Premier Annastacia Palaszczuk said she believed people still agreed work was needed to improve the wellbeing of First Nations peoples and “bring justice, reconciliation and material improvements to [their] lives”.
Opposition leader David Crisafulli, who voted No but publicly said his MPs could campaign for Yes (even if only one did), reiterated similar commitments from his party on Sunday.
However, any treaties under a state LNP led by him would not include money. His “serious” focus would be on truth-telling, targets to improve Indigenous people’s lives and accountable ministers.
Targets and accountability are one thing; something many politicians have pledged but failed to deliver. Asking First Nations peoples what they want, and listening to that, is another thing entirely.

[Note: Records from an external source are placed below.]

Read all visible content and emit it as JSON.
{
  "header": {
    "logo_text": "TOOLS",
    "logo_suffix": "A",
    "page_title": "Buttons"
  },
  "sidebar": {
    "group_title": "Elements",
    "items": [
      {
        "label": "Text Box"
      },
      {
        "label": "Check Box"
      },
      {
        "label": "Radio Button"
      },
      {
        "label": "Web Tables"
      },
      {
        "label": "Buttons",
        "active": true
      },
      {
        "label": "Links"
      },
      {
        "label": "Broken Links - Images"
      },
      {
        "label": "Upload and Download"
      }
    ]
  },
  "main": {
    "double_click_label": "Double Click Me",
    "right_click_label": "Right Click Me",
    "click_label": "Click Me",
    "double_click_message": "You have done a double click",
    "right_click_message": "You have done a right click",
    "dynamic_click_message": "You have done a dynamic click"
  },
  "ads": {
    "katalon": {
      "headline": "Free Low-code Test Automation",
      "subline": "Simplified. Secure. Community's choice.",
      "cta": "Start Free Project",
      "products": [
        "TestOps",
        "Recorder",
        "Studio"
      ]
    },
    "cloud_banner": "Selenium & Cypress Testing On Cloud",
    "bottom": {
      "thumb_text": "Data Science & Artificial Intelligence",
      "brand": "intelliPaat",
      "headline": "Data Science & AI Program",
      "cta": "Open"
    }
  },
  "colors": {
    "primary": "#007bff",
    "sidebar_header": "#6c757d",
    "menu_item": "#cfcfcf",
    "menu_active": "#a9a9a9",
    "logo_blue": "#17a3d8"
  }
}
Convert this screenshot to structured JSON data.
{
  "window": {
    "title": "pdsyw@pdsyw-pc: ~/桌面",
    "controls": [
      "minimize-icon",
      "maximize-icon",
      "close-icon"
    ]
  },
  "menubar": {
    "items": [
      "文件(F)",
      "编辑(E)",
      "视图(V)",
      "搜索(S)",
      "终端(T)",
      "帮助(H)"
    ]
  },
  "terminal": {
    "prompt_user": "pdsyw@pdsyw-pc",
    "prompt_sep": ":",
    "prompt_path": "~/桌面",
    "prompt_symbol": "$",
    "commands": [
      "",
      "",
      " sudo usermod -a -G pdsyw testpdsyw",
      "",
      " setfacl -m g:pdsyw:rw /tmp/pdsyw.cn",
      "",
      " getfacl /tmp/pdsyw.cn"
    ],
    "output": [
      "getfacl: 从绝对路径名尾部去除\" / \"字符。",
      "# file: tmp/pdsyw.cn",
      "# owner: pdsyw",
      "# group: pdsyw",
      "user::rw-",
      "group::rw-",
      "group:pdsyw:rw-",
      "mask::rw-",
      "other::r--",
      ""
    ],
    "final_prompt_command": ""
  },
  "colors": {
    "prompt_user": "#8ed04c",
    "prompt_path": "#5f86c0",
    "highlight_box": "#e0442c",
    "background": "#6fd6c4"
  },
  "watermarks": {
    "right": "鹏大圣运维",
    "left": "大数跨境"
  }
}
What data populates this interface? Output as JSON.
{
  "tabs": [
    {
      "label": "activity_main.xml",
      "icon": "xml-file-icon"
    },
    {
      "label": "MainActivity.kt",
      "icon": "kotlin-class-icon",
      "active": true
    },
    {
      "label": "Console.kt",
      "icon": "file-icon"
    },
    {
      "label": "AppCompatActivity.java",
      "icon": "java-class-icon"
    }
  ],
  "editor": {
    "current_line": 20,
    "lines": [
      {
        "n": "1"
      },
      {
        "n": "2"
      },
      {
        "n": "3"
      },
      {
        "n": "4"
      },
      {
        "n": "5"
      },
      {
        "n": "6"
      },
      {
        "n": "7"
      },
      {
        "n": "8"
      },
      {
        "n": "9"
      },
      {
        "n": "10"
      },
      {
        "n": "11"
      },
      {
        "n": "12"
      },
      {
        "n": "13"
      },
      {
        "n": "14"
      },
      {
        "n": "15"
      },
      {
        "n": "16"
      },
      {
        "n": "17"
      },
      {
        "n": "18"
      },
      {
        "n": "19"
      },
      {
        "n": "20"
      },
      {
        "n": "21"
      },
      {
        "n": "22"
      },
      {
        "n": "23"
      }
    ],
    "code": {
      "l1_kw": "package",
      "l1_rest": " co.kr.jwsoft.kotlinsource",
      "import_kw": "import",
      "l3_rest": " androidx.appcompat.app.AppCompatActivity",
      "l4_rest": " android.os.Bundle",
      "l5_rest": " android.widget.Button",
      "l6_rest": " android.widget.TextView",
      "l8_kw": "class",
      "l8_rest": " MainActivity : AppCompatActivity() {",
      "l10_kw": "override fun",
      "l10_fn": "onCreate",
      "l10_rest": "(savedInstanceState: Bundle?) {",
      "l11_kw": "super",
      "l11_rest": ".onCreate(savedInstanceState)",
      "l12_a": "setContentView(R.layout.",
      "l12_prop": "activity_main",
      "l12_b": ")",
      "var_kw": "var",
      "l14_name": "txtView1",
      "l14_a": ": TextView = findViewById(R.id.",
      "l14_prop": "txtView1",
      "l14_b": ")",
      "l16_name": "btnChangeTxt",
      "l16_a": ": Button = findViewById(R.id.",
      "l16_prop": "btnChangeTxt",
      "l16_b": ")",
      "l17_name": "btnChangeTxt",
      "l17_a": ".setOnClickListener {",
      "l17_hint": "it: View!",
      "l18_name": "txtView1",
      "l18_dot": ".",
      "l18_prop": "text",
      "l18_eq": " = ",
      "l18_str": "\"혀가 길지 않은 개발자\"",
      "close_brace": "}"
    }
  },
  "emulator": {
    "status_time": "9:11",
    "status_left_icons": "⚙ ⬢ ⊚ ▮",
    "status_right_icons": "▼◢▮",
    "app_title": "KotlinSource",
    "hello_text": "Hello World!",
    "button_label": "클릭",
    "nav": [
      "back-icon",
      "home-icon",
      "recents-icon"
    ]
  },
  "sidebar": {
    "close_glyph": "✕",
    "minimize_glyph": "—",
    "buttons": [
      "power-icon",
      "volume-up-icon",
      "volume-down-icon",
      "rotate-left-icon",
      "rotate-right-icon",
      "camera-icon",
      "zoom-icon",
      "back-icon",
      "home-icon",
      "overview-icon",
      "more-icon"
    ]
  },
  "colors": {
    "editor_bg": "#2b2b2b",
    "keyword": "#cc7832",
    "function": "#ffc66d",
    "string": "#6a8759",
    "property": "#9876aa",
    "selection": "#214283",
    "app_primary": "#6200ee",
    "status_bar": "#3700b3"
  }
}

What response would Crisafulli or Palaszczuk or some future leader give to an inquiry that made calls similar to Victoria’s Yoorook Justice Commission for Indigenous people to be “put in the driver’s seat” of the criminal justice and child protection systems?
We can only guess. That’s also only one area where colonisation, along with historical and contemporary dispossession and disadvantage, rears its head.
And, Treaty Advancement Committee member and Gangulu man Mick Gooda has made clear, whatever form broader deals have taken with Indigenous groups elsewhere around the globe, those worked out here over coming years and beyond will be a matter for individual communities.
If both Labor and the LNP really are as committed as they say about improving the lives of First Nations people in the state after the failed Voice vote, they must turn attention to this task and genuine ears to the community – and keep them there. Seriously.